Die Wiedergutmachungsansprüche Munks sind Gegenstand des siebenten Kapitels, in dem sich Cordes auch mit der Dissertation Munks aus dem Jahre 1911 über die widerrechtliche Drohung nach § 123 Abs. 1 BGB befasst (S. 705ff.). Das Werk wird abgeschlossen mit Zusammenfassungen zum Leben und Werk Munks in Deutschland und in den USA (S. 737ff.) und mit einem „Kompendium der persönlichen Begegnungen mit Marie Munk“ (S. 776-941) mit zahlreichen Biografien, u. a. über Berent, Hagemeyer, Eugen Schiffer, Norman E. Himes, Thorsten Sellin und Max Reinstein. Als Ergänzung des Sachverzeichnisses (S. 981ff.) wäre auch noch ein Personenregister wünschenswert gewesen. Hilfreich wäre auch ein detailliertes Verzeichnis der Nachlassinhalte und des Dokumentenanhangs (abrufbar über den Böhlau-Verlag; jedoch zur Zeit noch nicht möglich).
Mit ihren Untersuchungen hat Cordes das Leben und das umfangreiche schriftstellerische Werk Marie Munks erschlossen.
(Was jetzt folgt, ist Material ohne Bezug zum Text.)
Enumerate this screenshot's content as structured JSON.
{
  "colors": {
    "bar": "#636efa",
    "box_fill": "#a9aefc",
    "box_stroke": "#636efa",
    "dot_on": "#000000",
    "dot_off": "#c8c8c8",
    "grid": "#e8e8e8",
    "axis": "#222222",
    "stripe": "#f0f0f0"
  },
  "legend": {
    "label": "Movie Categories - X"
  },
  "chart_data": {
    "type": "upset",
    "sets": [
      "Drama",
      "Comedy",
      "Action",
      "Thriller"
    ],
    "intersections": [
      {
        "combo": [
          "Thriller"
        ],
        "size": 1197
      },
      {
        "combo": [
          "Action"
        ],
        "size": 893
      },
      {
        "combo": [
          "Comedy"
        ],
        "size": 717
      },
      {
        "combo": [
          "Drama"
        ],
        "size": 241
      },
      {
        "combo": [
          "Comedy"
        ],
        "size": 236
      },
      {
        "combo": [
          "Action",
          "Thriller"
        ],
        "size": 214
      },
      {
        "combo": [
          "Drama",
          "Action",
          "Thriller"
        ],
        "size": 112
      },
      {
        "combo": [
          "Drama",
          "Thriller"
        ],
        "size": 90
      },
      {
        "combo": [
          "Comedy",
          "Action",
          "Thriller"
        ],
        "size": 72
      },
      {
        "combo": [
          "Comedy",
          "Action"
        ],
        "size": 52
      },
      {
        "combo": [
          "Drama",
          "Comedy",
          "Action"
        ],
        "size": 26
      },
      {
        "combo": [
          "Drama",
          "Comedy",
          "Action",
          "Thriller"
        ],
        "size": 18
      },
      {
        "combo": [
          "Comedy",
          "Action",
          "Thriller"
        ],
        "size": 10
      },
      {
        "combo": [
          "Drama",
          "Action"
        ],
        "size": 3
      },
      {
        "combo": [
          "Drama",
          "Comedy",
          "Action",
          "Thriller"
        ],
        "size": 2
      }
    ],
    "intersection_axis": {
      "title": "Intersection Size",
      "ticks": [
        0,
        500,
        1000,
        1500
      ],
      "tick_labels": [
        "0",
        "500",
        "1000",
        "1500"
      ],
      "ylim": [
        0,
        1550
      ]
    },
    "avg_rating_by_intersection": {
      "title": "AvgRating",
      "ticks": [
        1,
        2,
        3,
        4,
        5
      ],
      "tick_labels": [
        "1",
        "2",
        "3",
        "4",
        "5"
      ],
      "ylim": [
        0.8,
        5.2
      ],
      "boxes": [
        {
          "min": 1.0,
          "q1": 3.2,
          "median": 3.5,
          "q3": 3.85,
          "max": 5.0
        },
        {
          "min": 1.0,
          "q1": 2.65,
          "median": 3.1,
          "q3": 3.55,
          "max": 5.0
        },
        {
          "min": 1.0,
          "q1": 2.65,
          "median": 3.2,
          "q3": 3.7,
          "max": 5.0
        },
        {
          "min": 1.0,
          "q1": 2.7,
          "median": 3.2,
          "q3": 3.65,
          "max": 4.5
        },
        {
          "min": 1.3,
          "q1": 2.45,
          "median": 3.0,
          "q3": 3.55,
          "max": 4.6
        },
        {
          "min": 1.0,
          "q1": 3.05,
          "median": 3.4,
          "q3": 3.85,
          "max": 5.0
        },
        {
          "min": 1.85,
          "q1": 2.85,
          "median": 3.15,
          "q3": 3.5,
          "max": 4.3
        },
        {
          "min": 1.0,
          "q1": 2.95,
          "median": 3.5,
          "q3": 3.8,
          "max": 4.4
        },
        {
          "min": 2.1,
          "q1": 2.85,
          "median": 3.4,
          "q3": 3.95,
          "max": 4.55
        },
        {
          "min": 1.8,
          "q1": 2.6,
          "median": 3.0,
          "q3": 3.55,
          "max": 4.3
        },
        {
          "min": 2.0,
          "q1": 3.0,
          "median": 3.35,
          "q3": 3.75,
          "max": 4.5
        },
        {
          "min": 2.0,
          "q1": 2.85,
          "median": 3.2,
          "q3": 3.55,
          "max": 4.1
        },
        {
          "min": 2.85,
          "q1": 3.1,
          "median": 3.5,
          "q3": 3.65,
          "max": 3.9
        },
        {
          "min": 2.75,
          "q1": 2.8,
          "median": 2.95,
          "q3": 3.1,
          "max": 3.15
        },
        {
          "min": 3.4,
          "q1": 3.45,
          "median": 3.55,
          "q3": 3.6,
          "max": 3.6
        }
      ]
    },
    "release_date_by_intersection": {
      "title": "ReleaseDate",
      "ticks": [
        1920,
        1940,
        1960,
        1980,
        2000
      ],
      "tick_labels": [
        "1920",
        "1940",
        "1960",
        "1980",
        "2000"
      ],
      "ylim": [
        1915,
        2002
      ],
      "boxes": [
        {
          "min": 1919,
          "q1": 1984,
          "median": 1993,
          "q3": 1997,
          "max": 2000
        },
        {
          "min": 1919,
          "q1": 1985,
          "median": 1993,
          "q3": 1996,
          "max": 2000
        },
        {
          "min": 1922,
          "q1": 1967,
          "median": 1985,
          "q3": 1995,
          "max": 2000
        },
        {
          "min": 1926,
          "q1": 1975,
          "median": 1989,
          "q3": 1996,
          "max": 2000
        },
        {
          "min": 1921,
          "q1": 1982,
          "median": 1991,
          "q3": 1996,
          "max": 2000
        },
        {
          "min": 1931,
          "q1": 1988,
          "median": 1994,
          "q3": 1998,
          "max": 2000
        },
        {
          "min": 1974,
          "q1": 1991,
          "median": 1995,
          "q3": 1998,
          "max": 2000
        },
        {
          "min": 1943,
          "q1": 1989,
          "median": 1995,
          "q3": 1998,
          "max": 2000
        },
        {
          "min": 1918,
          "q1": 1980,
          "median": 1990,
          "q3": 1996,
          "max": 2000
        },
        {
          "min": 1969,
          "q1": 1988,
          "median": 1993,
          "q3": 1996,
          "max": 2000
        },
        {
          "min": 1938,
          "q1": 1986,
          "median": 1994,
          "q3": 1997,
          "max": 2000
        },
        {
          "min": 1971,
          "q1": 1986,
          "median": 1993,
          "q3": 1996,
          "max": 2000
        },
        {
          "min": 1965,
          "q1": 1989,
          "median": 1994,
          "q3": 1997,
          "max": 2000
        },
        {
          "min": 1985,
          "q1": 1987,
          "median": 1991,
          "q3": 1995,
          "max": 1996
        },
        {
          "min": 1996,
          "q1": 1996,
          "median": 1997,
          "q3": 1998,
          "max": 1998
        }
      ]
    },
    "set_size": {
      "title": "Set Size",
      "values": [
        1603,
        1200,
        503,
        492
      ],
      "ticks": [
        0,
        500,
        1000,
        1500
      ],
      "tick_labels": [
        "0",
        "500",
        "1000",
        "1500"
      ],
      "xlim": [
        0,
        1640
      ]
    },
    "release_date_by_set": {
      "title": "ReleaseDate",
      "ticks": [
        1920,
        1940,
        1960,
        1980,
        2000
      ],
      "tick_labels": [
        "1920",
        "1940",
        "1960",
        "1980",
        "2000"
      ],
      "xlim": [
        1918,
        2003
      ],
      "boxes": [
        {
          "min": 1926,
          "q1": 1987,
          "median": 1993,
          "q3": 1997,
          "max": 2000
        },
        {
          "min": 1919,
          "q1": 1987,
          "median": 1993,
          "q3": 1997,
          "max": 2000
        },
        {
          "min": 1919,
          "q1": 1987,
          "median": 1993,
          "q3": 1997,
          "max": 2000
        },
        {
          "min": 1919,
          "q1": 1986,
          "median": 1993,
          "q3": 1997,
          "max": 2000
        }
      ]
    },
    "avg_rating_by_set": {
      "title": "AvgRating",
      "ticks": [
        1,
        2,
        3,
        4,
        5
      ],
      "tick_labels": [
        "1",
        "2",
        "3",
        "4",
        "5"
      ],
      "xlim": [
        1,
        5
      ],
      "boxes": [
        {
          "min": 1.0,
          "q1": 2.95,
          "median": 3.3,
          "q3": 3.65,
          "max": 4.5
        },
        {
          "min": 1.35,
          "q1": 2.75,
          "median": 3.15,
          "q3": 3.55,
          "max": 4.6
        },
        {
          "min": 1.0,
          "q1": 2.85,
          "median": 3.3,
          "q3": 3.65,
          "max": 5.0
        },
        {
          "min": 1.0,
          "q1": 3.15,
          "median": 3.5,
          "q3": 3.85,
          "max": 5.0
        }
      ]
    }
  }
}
Besonders verdienstvoll ist es, dass sie auch die fast nur über die Nachlässe zugänglichen Materialien zu den Arbeiten Munks aus ihrer amerikanischen Zeit detailliert erschlossen hat. Die Stellungnahmen und Vorschläge Munks hätten etwas kompakter für die einzelnen Zeitabschnitte (etwa für die Weimarer Zeit) gebündelt dargestellt werden sollen. Die nicht immer präzise Darstellung beeinträchtigt teilweise den Lesefluss. Alles in allem hat Cordes ein wichtiges Werk zur Familienrechtsgeschichte des 20. Jahrhunderts und zugleich zur Geschichte der Emigration deutscher Juristinnen nach 1933 und des Zugangs der Frauen zur juristischen Profession vorgelegt, auf dem weitere Arbeiten über die genannten Themenbereiche aufbauen können.